PGE is interested in lignite-fueled power plants
Vattenfall has been looking to jettison some of its European assets for some time. Its investments in the Netherlands have been losing money for years now, hampering its foreign expansion and eventually nudging the Swedish giant into offloading some of its assets.
Back in 2011 it sold its Polish electricity grid in Silesia, which was purchased by Tauron, while PGE acquired its heat and power plants in Warsaw.
Not so fast
According to sources quoted by the daily, PGE could be interested in Vattenfall’s lignite power plants close to the Polish border, in Jänschwalde (3,000 MW), Schwarze Pumpe (1,600 MW) and in Boxberg (1,900 MW). Poland has its own lignite resources close to the German power plants which would be useful and make such transactions profitable.
That scenario is questionable however, since the local community is vehemently against building any lignite mines there.
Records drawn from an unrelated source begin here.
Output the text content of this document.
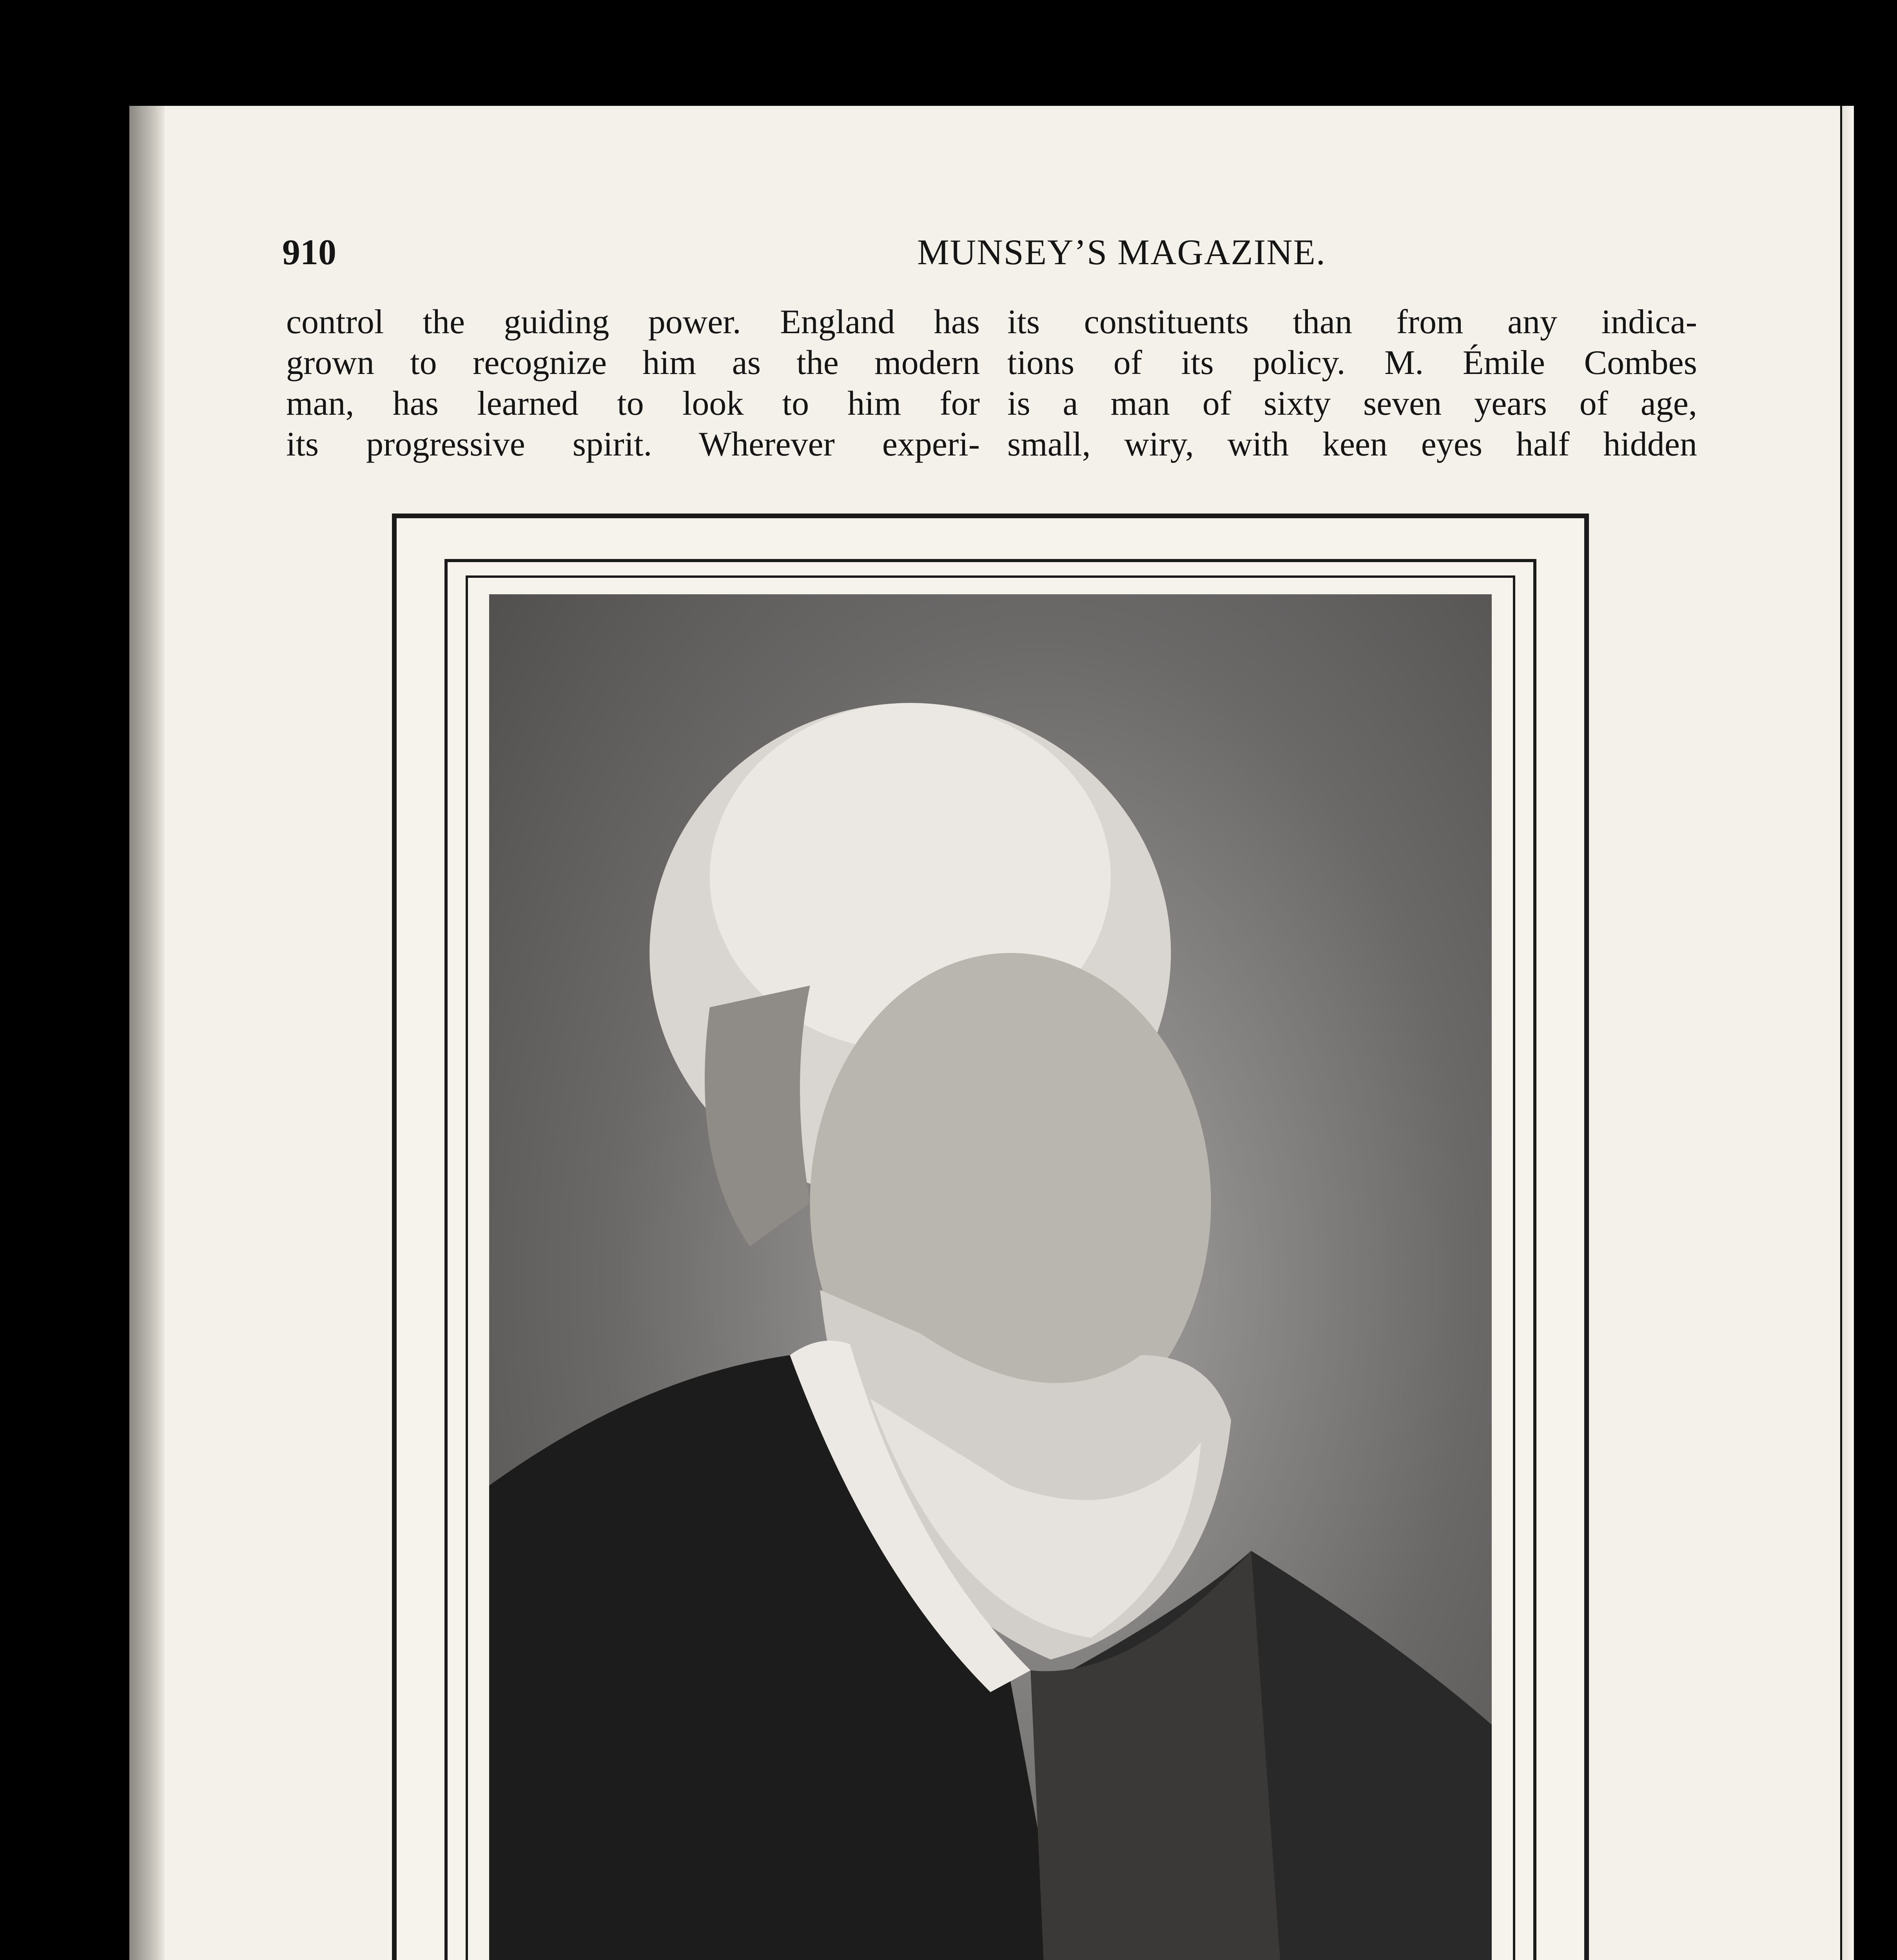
910	MUNSEY’S MAGAZINE.
control the guiding power. England has
grown to recognize him as the modern
man, has learned to look to him for
its progressive spirit. Wherever experi-
its constituents than from any indica-
tions of its policy. M. Émile Combes
is a man of sixty seven years of age,
small, wiry, with keen eyes half hidden
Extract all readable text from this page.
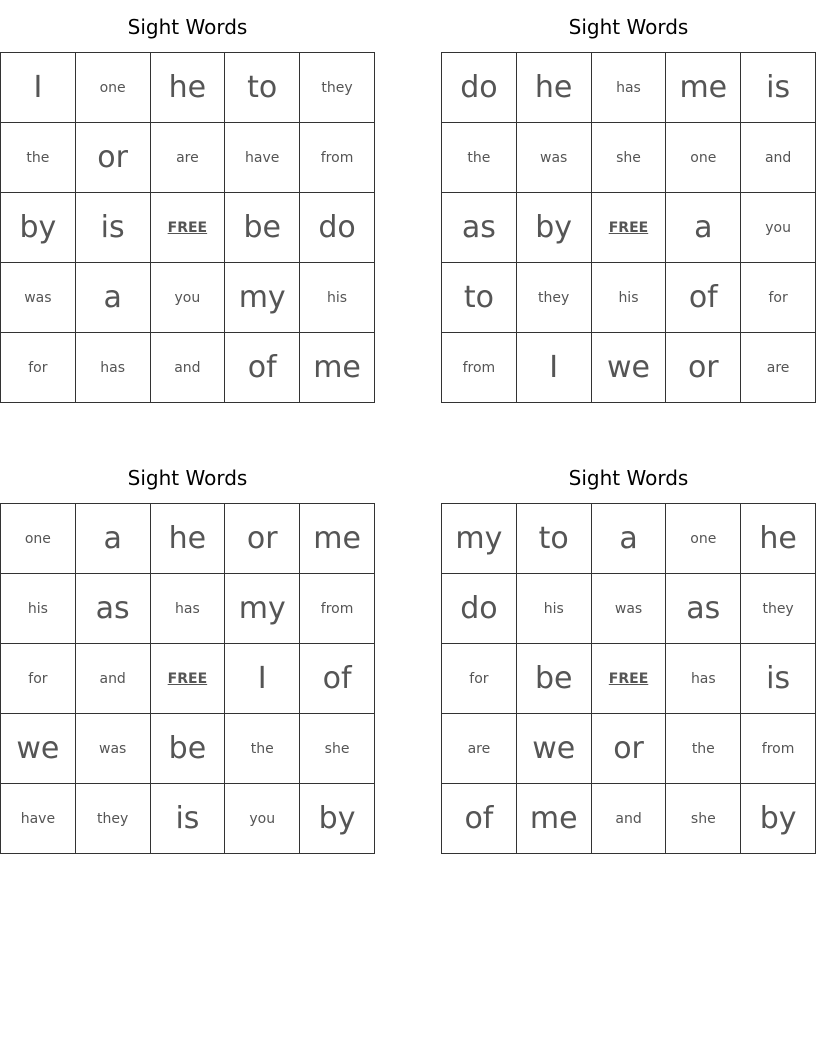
Sight Words
I	one	he	to	they
the	or	are	have	from
by	is	FREE	be	do
was	a	you	my	his
for	has	and	of	me
Sight Words
do	he	has	me	is
the	was	she	one	and
as	by	FREE	a	you
to	they	his	of	for
from	I	we	or	are
Sight Words
one	a	he	or	me
his	as	has	my	from
for	and	FREE	I	of
we	was	be	the	she
have	they	is	you	by
Sight Words
my	to	a	one	he
do	his	was	as	they
for	be	FREE	has	is
are	we	or	the	from
of	me	and	she	by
PGE’s management would also have a tough time explaining such investments. It resisted building a power plant in Opole, claiming it was unprofitable. This decision was later overturned by Prime Minister Donald Tusk. If PGE decides to acquire some of Vattenfall’s German assets, its critics will certainly question such a move, accusing the company of spending money abroad rather investing in the domestic market.